Les demandeurs d'asile retenus dans les zones de transit aéroportuaire peuvent se faire conseiller. Crédit : Reuters
Les demandeurs d'asile retenus dans les zones de transit aéroportuaire peuvent se faire conseiller. Crédit : Reuters

Les demandeurs d'asile envoyés dans les centres de rétention des aéroports internationaux allemands sont dans une situation extrêmement stressante : ils savent que leur demande d'asile a de grandes chances d’être rejetée. L'assistante sociale Jessica Gürtler, qui travaille dans un centre de rétention à l'aéroport de Munich, raconte son quotidien auprès de cette population en détresse.

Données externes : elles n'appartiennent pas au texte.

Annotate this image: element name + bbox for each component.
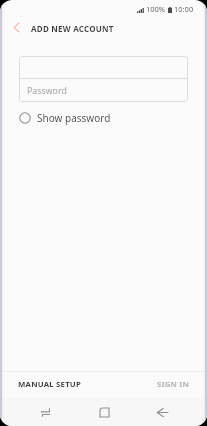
button[interactable]: Recent apps [16, 398, 75, 426]
button[interactable] [19, 56, 188, 78]
staticText: 10:00 [174, 4, 194, 14]
button[interactable]: Home [75, 398, 133, 426]
button[interactable]: SIGN IN [103, 372, 207, 398]
staticText: ADD NEW ACCOUNT [31, 23, 114, 34]
button[interactable]: Show password [19, 111, 111, 125]
button[interactable]: Back [7, 18, 26, 37]
button[interactable]: MANUAL SETUP [0, 372, 103, 398]
button[interactable]: Back [133, 398, 191, 426]
staticText: 100% [146, 4, 166, 14]
button[interactable]: Password [19, 79, 188, 102]
staticText: Show password [37, 111, 111, 125]
staticText: MANUAL SETUP [18, 379, 81, 390]
staticText: SIGN IN [157, 379, 190, 390]
staticText: Password [27, 85, 67, 97]
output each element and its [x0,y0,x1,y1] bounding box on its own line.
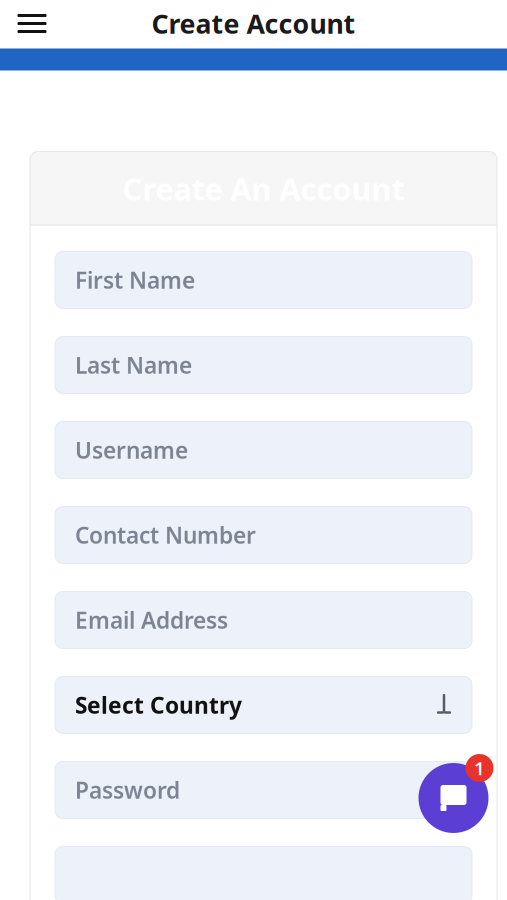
button[interactable]: Open chat, 1 unread message [414,752,498,836]
staticText: Password [75,775,180,805]
staticText: Create Account [152,6,356,41]
button[interactable]: Select Country [55,676,472,734]
staticText: Select Country [75,690,242,720]
staticText: Username [75,435,188,465]
staticText: 1 [474,756,485,780]
staticText: Email Address [75,605,228,635]
staticText: Contact Number [75,520,256,550]
staticText: Create An Account [122,168,404,209]
staticText: First Name [75,265,195,295]
staticText: Last Name [75,350,192,380]
button[interactable]: Menu [8,2,56,46]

Quand des demandeurs d'asile provenant de pays d'origine dits "sûrs" entrent en Allemagne en avion, ils sont emmenés dans des centres de rétention situés dans les zones de transit de l'aéroport où ils passeront par une procédure d'asile accélérée - c'est-à-dire qui ne dure que quelques jours. C'est ce qu'on appelle la "procédure d’asile aux aéroports". Les demandeurs d'asile qui ne peuvent pas fournir une pièce d'identité à leur arrivée passent également par cette procédure.

Jessica Gürtler est assitante sociale. Elle apporte conseil et soutien aux demandeurs d'asile à l'aéroport de Munich depuis 2017.

Combien y a-t-il de procédures en cours à l'aéroport de Munich ?

J. Gürtler : Depuis le début de l'année, il y a beaucoup de procédures en cours dans la zone de transit. Nous avons déjà vu des gens qui venaient de Cuba, du Togo, d’Égypte, de Chine, du Sri Lanka, de Guinée, du Congo ainsi que de Turquie. 

Dans un délai de deux jours, toutes ces personnes sont auditionnées par les employés de l'Office fédéral allemand pour les migrations et les réfugiés (BAMF). Ils peuvent également obtenir des conseils juridiques. Après cet entretien, certains demandeurs d'asile seront autorisés à entrer en Allemagne et transférés dans un centre d'accueil à Munich. D'autres sont emmenés dans un centre de rétention à Erding avant leur expulsion, tandis que certains restent quelques semaines dans la zone de transit de l'aéroport de Munich avant d'être renvoyés.

Quel est le but des conseils dans le cadre de la procédure ?

J. Gürtler : Nous expliquons clairement à ces personnes que nous ne sommes ni de la police, ni de l'Office des migrations, et qu'ils n'ont pas à nous expliquer quoi que ce soit. Quand nous venons ici, nous sommes simplement là pour les aider. Parfois, nous avons simplement une conversation avec les migrants, nous partageons une cigarette. On peut aussi intervenir en cas de crise après le rejet de leur demande d'asile ou les aider à appeler un proche dans leur pays d'origine.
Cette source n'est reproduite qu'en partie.